The Public Utilities Commission shouldn’t have closed the public out of a Thursday meeting concerning last weekend’s Xcel electrical outages. Even if the commission had the legal right to close the doors (which is debatable), a government agency should always err on the side of openness – especially when there’s widespread public interest in an issue. And there is intense interest in what happened last Saturday: rolling blackouts affecting 325,000 customers.
Colorado law says public entities should keep their meetings open except when discussing personnel issues, litigation and pending land purchases, but none of those exceptions applied to Thursday’s agenda. The PUC says it has an attorney general’s opinion that it needn’t let the public listen in on staff discussions. Since no commissioners were present, the staffers say the open meetings law didn’t apply. That’s just a bureaucratic way of sidestepping the underlying question: Why shouldn’t the public hear what Xcel had to say?

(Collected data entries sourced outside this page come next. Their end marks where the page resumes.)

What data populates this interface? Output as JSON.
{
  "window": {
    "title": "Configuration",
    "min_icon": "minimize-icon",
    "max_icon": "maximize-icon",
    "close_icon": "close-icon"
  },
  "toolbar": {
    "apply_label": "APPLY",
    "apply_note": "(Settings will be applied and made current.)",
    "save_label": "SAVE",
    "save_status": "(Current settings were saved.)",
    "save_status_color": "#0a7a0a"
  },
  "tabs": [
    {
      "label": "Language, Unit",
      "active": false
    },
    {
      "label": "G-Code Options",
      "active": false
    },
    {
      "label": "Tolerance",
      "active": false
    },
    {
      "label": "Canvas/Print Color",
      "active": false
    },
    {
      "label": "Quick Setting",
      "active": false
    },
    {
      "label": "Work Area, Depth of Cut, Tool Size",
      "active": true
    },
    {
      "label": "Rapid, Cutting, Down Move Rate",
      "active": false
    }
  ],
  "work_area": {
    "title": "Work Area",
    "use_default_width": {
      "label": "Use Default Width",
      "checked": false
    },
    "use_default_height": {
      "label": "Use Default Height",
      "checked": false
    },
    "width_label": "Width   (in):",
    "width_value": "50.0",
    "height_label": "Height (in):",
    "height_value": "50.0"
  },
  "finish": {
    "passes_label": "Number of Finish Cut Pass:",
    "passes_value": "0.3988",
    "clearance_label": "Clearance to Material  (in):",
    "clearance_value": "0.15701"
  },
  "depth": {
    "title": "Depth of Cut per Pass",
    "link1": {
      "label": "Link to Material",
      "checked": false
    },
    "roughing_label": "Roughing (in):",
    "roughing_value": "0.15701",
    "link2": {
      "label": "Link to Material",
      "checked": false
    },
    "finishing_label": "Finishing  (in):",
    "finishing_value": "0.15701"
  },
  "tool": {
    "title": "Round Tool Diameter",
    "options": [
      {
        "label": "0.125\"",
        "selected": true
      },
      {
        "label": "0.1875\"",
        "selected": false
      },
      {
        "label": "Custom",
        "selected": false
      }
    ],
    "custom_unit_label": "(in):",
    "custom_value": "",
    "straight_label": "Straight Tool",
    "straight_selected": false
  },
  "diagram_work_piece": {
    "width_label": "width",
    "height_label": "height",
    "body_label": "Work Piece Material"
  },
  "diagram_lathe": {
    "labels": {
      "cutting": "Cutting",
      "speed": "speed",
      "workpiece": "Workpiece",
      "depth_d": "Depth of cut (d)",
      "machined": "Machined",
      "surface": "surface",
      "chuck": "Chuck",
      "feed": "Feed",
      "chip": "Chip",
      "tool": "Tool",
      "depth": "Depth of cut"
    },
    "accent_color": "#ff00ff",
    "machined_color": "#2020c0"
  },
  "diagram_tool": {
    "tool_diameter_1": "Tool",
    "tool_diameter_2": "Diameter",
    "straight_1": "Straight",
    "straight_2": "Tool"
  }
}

Xcel says it triggered the outages in order to avoid regionwide electrical failures. The utility has provided multiple public explanations for its inability to maintain service: the weather was colder than predicted; problems arose at a coal-fired power plant; Xcel couldn’t arrange delivery of additional natural gas. Xcel says it alerted the media that rolling blackouts were looming, but the warnings came early Saturday morning so the public may not have been awake to get the message. It was the first time Xcel has had wintertime rolling blackouts, as most outages occur on hot summer days.
Xcel plans to give the PUC a written report by March 10.
We’ve seen nothing to explain why PUC staffers didn’t want the public to hear their discussion with Xcel. The questions now go beyond what happened at Xcel to what’s happening at the PUC.